You live in Camden, one of New Jersey's highest crime-rate cities, and were arrested for simple assault after a bar altercation. The prosecutor is pushing for maximum penalties, citing Camden's elevated violent crime statistics to argue you pose a greater public safety risk.
Can the prosecutor actually use my city's crime rate against me to seek harsher punishment for my individual case?
Under New Jersey law, you are sentenced based on your own conduct and criminal history, not on the crime statistics of the city where the offense occurred. N.J.S.A. 2C:44-1 sets out specific aggravating and mitigating factors a judge must weigh at sentencing, and neighborhood crime rates are not among them. Any attempt by the prosecution to prejudice a jury or judge with citywide statistics could be challenged as irrelevant under N.J.R.E. 401-403. A skilled defense attorney will file a motion in limine to exclude such inflammatory data and ensure your case is judged on its own merits, not on a zip code.

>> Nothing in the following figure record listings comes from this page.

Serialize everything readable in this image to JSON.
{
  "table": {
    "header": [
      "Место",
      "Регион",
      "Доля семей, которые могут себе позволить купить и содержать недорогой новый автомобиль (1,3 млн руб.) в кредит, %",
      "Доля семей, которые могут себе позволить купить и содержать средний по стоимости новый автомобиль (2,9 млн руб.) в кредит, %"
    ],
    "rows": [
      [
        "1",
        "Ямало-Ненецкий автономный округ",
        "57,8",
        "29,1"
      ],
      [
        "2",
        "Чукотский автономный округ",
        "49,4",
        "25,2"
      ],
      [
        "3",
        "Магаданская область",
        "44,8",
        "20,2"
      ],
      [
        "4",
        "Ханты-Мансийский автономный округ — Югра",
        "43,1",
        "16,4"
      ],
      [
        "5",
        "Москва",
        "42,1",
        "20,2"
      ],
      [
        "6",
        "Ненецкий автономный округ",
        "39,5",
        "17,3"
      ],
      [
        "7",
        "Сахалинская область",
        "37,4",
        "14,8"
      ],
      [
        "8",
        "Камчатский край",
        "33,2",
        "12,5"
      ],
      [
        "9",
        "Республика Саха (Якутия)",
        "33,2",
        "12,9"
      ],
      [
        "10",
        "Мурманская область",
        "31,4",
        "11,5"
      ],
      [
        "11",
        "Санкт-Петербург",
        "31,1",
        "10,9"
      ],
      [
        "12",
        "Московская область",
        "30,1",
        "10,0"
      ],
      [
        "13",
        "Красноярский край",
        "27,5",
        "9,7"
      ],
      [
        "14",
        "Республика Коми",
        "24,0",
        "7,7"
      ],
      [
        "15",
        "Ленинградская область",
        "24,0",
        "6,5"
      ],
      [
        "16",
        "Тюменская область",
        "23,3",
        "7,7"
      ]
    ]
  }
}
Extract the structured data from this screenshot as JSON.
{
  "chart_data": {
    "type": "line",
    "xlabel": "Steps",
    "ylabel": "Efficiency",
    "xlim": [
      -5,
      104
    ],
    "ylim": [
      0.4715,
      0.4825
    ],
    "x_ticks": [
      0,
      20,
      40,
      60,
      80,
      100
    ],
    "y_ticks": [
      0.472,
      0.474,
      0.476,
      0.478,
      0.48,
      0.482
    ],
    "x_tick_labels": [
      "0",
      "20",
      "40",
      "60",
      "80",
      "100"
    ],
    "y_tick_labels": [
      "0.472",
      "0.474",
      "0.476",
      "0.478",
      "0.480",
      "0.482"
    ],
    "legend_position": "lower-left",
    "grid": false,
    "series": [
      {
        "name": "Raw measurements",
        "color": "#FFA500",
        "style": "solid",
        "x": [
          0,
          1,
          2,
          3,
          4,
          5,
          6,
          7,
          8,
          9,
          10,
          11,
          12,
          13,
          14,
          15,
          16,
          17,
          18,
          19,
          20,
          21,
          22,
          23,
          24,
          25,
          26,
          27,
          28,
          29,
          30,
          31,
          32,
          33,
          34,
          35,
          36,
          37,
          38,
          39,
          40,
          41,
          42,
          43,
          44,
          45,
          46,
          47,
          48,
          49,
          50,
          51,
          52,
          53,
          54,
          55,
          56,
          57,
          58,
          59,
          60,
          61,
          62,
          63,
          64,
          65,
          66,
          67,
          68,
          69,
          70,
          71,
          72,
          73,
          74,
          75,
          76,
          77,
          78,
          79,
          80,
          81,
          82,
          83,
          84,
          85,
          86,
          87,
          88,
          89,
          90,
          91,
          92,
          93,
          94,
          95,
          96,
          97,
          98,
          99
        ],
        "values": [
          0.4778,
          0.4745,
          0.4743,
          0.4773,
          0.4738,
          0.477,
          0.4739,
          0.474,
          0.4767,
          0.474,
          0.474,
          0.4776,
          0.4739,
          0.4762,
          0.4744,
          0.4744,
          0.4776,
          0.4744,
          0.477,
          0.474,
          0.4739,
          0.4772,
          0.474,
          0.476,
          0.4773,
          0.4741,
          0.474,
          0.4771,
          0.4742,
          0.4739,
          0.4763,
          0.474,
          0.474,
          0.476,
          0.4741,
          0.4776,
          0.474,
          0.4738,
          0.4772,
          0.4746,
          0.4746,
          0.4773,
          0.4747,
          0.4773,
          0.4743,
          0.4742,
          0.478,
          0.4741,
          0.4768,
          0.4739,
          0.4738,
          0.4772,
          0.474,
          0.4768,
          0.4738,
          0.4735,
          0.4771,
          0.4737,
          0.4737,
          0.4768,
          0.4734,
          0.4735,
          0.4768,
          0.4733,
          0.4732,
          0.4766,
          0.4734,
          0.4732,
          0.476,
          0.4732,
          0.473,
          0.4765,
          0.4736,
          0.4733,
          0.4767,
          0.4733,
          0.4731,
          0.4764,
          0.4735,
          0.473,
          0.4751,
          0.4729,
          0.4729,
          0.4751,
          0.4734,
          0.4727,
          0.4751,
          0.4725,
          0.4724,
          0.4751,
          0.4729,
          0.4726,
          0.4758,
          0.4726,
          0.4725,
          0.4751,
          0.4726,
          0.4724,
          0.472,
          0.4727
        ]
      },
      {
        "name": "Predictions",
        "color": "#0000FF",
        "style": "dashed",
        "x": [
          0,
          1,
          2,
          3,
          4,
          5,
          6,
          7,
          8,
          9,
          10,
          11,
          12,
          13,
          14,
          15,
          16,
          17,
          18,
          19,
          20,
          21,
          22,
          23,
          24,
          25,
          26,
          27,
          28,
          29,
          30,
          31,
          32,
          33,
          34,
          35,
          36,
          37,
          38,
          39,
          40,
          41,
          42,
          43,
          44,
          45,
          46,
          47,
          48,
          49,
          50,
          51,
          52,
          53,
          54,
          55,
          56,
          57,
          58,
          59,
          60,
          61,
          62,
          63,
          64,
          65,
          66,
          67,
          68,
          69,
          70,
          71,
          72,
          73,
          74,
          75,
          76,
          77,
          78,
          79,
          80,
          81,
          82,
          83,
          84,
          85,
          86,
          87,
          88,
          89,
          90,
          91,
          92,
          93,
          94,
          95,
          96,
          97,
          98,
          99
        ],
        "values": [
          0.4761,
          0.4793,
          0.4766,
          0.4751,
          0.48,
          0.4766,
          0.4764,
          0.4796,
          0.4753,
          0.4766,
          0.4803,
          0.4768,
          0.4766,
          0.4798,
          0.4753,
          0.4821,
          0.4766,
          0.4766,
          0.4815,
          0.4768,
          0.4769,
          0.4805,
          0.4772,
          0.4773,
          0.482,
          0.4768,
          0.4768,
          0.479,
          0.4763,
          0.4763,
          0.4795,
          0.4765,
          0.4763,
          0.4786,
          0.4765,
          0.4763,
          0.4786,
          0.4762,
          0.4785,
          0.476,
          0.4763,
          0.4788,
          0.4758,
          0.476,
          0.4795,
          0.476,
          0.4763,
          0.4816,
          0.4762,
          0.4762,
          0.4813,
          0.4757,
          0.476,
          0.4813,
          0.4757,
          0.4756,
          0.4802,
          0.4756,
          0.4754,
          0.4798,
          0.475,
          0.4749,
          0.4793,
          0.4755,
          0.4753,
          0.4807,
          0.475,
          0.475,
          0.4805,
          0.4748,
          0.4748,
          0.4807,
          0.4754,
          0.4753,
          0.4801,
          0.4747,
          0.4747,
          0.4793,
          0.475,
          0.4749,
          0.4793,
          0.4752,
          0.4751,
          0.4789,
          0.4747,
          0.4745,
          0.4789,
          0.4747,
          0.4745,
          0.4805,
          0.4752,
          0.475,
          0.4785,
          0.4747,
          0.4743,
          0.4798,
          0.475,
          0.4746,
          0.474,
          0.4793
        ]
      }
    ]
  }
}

This is general information only. Contact us for advice specific to your situation.
Newark, as New Jersey’s largest city, reports 274.32 crimes per 10,000 residents – actually lower than Camden and Trenton – with violent crime at 73.3, property crime at 201.02. Yet Newark carries reputational weight. Prosecutors leverage that reputation even though Newark’s per-capita crime rate sits below smaller cities. Size matters: More incidents in absolute numbers even if the rate is lower, which gives prosecutors more scary-sounding case counts to cite.